在OrderByStreamMergedResult里:
有一个优先级队列‘PriorityQueue orderByValuesQueue’ 用来对每个结果集QueryResult单次下翻<#next()>后返回的单条数据实时排序。 MergedResult#next() 和 MergedResult#getValue 配合操作QueryResult完成归并。
public class OrderByStreamMergedResult extends StreamMergedResult {
private final Collection<OrderByItem> orderByItems;
@Getter(AccessLevel.PROTECTED)
private final Queue<OrderByValue> orderByValuesQueue;
@Getter(AccessLevel.PROTECTED)
private boolean isFirstNext;
public OrderByStreamMergedResult(final List<QueryResult> queryResults, final Collection<OrderByItem> orderByItems) throws SQLException {
this.orderByItems = orderByItems;
this.orderByValuesQueue = new PriorityQueue<>(queryResults.size());
orderResultSetsToQueue(queryResults);
isFirstNext = true;
}
...
// 下翻
public boolean next() throws SQLException {
if (orderByValuesQueue.isEmpty()) {
return false;
}
if (isFirstNext) {
isFirstNext = false;
return true;
}
OrderByValue firstOrderByValue = orderByValuesQueue.poll();
if (firstOrderByValue.next()) { // 这里最终是QueryResult.next()
orderByValuesQueue.offer(firstOrderByValue);
}
if (orderByValuesQueue.isEmpty()) {
return false;
}
setCurrentQueryResult(orderByValuesQueue.peek().getQueryResult());
return true;
}
}
Jdbc的数据结果集ResultSet
这里解释下ResultSet#next():将指针移动到当前位置的下一行。
ResultSet 指针的初始位置位于第一行之前。

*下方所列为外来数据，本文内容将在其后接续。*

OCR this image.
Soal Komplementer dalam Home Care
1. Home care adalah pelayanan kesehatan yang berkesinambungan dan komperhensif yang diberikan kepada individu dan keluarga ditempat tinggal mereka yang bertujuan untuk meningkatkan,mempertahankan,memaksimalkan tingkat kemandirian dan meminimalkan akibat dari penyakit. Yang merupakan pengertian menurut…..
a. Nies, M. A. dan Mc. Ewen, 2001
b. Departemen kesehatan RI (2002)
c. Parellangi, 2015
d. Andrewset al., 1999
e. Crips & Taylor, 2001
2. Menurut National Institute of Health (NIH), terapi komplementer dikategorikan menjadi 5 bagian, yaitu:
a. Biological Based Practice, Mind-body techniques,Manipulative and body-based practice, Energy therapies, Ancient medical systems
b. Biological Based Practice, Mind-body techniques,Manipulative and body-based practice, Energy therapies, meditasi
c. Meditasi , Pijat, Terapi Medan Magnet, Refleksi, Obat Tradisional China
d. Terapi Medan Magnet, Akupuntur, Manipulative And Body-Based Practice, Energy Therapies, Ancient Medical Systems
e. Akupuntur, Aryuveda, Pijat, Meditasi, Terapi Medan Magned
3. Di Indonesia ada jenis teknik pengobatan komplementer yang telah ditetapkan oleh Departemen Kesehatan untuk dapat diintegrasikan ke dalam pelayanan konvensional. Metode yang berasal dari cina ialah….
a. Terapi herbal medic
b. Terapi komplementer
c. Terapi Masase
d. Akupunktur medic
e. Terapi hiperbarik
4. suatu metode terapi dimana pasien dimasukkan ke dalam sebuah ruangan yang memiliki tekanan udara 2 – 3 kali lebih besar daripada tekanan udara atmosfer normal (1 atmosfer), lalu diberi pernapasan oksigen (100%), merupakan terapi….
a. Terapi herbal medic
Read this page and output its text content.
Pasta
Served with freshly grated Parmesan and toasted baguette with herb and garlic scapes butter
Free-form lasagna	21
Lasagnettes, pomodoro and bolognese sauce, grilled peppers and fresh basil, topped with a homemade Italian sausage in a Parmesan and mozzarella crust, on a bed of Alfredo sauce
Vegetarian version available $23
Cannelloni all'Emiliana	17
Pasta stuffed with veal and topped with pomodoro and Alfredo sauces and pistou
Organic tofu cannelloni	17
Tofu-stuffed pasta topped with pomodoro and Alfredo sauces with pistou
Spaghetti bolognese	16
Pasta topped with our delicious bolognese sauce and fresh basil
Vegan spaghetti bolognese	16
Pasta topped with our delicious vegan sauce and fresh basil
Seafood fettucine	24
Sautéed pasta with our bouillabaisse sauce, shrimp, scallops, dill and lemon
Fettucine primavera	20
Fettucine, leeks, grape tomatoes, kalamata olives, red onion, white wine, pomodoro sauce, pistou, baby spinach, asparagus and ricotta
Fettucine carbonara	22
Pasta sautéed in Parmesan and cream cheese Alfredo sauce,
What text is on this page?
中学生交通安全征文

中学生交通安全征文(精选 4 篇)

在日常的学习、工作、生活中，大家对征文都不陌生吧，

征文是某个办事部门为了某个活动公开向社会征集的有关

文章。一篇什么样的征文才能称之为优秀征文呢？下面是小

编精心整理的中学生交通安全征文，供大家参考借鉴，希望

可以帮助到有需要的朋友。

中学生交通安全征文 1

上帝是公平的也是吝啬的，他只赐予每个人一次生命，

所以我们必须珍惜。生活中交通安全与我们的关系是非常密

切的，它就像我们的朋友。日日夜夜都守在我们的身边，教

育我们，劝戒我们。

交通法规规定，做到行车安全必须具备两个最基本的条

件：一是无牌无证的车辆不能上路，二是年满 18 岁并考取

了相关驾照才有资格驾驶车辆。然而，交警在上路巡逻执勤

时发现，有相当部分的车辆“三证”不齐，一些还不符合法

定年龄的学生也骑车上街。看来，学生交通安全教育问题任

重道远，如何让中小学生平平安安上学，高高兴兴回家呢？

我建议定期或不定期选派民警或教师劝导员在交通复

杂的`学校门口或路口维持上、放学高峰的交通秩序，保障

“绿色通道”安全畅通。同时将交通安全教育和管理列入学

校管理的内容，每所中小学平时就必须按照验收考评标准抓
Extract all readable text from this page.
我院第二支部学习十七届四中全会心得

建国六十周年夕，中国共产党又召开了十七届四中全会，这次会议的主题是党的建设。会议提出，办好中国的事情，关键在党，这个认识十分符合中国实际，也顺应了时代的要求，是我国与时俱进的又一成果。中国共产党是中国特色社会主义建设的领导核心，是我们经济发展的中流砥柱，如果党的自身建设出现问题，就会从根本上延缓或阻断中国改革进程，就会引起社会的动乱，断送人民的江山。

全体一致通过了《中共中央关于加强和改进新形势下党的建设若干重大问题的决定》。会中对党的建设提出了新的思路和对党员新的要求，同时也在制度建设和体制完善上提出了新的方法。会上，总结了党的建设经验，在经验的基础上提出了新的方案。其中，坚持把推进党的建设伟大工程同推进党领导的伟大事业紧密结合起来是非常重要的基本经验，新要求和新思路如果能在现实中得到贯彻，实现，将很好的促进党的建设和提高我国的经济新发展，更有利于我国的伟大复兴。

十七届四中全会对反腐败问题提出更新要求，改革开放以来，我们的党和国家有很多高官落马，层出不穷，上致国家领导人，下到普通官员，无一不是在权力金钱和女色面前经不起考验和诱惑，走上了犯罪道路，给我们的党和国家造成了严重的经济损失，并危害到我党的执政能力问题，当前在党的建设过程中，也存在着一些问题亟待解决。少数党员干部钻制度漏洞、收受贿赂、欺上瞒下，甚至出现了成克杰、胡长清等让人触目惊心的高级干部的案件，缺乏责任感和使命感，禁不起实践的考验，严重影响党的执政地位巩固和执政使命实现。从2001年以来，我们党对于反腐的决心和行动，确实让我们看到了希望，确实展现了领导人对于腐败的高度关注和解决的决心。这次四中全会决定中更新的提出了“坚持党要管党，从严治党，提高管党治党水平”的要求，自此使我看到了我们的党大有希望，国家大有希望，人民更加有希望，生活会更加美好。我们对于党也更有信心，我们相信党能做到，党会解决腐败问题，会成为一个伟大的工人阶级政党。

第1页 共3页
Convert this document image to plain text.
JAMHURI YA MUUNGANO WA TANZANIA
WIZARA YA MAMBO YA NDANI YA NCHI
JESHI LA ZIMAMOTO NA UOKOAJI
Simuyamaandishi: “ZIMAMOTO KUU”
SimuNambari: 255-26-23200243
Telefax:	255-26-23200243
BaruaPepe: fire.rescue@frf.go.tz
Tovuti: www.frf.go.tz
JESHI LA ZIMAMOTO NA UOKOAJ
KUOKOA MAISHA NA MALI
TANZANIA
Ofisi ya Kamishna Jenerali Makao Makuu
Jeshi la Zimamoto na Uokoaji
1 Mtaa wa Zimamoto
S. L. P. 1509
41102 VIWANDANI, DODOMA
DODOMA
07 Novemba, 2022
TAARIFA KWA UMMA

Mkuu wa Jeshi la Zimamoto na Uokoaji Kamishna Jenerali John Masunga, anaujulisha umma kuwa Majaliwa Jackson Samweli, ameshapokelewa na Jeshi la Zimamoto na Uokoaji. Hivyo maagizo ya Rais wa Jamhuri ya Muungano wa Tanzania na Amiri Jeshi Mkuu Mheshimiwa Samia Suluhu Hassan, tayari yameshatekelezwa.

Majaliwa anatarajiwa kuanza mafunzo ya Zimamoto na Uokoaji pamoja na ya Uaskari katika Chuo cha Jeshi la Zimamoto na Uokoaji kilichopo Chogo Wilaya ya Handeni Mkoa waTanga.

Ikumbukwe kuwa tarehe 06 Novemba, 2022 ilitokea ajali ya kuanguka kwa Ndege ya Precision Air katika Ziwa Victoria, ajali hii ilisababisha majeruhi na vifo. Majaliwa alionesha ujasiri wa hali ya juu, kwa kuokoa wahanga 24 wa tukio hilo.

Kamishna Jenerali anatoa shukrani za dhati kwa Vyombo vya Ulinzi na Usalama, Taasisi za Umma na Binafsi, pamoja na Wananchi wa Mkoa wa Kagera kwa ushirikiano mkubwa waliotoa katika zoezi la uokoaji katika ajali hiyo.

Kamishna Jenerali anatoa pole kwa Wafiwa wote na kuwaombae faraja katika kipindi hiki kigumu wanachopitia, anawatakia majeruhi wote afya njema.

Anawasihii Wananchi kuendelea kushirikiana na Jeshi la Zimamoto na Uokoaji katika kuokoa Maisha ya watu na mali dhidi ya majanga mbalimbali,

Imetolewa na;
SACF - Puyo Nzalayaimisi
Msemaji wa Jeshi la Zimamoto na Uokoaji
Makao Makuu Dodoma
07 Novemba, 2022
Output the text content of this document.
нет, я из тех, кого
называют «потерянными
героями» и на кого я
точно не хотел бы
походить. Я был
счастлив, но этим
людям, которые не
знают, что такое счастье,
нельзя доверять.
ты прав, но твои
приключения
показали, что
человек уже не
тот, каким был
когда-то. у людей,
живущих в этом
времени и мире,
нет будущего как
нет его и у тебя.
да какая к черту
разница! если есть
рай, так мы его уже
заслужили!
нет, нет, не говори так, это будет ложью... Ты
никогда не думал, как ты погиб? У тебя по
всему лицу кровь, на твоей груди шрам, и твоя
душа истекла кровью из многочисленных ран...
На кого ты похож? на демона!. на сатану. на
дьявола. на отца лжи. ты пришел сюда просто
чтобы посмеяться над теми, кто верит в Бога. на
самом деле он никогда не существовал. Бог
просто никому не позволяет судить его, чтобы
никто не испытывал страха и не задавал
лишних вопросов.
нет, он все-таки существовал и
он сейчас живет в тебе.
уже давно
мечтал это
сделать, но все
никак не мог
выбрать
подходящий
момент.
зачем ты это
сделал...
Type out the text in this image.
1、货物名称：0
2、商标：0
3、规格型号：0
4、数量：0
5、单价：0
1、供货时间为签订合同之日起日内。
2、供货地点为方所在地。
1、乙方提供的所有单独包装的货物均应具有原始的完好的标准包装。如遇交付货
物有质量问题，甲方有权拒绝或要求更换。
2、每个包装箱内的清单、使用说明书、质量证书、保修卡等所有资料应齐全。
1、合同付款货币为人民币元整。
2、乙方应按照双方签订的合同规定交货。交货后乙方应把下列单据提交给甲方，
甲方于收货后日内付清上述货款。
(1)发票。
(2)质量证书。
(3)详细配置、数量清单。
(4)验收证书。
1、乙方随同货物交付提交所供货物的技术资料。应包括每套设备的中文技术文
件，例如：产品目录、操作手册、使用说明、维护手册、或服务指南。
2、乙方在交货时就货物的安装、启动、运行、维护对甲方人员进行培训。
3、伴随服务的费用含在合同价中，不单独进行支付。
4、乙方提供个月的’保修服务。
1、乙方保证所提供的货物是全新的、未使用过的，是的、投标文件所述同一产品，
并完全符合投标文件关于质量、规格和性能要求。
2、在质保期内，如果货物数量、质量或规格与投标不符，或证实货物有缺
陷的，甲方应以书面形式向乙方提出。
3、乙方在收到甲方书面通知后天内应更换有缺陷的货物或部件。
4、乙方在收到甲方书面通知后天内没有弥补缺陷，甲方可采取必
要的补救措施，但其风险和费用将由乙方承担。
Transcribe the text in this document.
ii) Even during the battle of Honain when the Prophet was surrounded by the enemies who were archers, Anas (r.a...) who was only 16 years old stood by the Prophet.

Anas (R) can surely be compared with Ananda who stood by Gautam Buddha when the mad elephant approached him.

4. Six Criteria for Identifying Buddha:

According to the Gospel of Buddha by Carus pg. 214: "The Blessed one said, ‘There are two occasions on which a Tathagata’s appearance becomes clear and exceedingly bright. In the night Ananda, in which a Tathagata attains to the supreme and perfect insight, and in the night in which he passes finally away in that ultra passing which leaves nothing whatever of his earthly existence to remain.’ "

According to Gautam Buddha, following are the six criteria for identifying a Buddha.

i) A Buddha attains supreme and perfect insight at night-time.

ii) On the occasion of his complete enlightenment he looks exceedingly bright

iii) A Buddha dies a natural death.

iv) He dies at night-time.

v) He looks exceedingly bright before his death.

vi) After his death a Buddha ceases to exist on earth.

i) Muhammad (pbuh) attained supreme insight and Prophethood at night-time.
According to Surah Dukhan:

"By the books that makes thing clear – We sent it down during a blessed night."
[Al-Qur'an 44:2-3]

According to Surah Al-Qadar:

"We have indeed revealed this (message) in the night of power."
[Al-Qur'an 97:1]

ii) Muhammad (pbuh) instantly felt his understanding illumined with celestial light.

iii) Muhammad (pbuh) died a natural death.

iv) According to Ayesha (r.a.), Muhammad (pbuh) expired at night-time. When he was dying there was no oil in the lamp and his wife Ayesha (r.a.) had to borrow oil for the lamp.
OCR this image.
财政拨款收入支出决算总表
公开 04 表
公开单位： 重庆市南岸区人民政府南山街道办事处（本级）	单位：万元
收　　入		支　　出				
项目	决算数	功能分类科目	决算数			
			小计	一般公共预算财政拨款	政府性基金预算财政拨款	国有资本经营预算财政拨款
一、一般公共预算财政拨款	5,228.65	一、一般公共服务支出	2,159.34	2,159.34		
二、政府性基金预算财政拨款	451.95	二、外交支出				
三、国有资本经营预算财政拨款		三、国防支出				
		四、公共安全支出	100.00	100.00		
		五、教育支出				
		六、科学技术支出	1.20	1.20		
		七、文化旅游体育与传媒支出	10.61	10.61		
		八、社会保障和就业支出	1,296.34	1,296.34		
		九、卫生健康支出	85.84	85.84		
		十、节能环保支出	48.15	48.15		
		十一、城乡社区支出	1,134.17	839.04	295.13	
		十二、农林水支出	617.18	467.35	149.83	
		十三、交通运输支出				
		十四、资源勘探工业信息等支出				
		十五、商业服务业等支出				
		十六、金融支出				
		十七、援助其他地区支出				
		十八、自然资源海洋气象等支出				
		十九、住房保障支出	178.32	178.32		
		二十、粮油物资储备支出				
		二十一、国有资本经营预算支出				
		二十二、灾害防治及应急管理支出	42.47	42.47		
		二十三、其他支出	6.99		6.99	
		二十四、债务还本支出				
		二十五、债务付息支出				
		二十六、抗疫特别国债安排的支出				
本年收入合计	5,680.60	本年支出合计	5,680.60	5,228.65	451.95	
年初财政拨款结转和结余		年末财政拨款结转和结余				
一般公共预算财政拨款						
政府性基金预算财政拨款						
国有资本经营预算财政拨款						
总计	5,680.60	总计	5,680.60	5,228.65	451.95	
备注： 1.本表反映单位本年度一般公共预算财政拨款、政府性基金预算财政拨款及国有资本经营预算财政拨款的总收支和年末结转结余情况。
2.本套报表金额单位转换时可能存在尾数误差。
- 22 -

每调用一次next(),指针后移一位;当next()方法返回 false,表示指针位于最后一行之后,如果再调用next()就会出现异常。只有记录指针不断next后移才能不断依次取出nextRow。
非流式查询ResultsetRowsStatic
默认使用!会提前while循环从数据库IO读出所有rows来缓存到程序内存中。 如果查询数据量过大会导致内存占用溢出!
流式查询ResultsetRowsStreaming
流式查询的好处是能够避免数据量过大导致 OOM。
查询成功后不是返回一个集合而是返回一个迭代器,应用每次#next()发起一次对数据库的IO读来拿下一行数据。
当客户端向MySQL_Server端发起查询时,MySQL_Server会通过输出流将 SQL 结果集返回输出,也就是向本地的内核对应的 Socket_Buffer 中写入数据,然后将内核中的数据通过 TCP 链路回传数据到 JDBC 对应的服务器内核缓冲区。
-
JDBC的inputStream#read()方法会去读取内核缓冲区数据,每次只是从内核中读取一个package大小的数据,只是返回一行数据,如果1个package无法组装1行数据,会再读1个package。
-
MySQL_Server会向 JDBC 代表的客户端内核源源不断的输送数据,直到客户端请求 Socket 缓冲区满,这时的 MySQL_Server会阻塞。

ResultSet 对象的类型:
- ResultSet.TYPE_FORWARD_ONLY 只能向前滚动
- ResultSet.TYPE_SCROLL_INSENSITIVE 和 Result.TYPE_SCROLL_SENSITIVE 这两个方法都能够实现任意的前后滚动,使用各种移动的 ResultSet 指针的方法。二者的区别在于前者对于修改不敏感,而后者对于修改敏感。

游标查询ResultsetRowsCursor
MyBatis 提供了一个叫 org.apache.ibatis.cursor.Cursor 的接口类用于流式查询,这个接口继承了 java.io.Closeable (可关闭)和 java.lang.Iterable(可遍历) 接口。
ResultsetRowsCursor 内部维护了一个集合‘List<Row> fetchedRows’来保存每次从数据库IO读来的指定'fetchSize'数量的批次数据,直到该批次被程序#next()读出完毕开始下一批次读取。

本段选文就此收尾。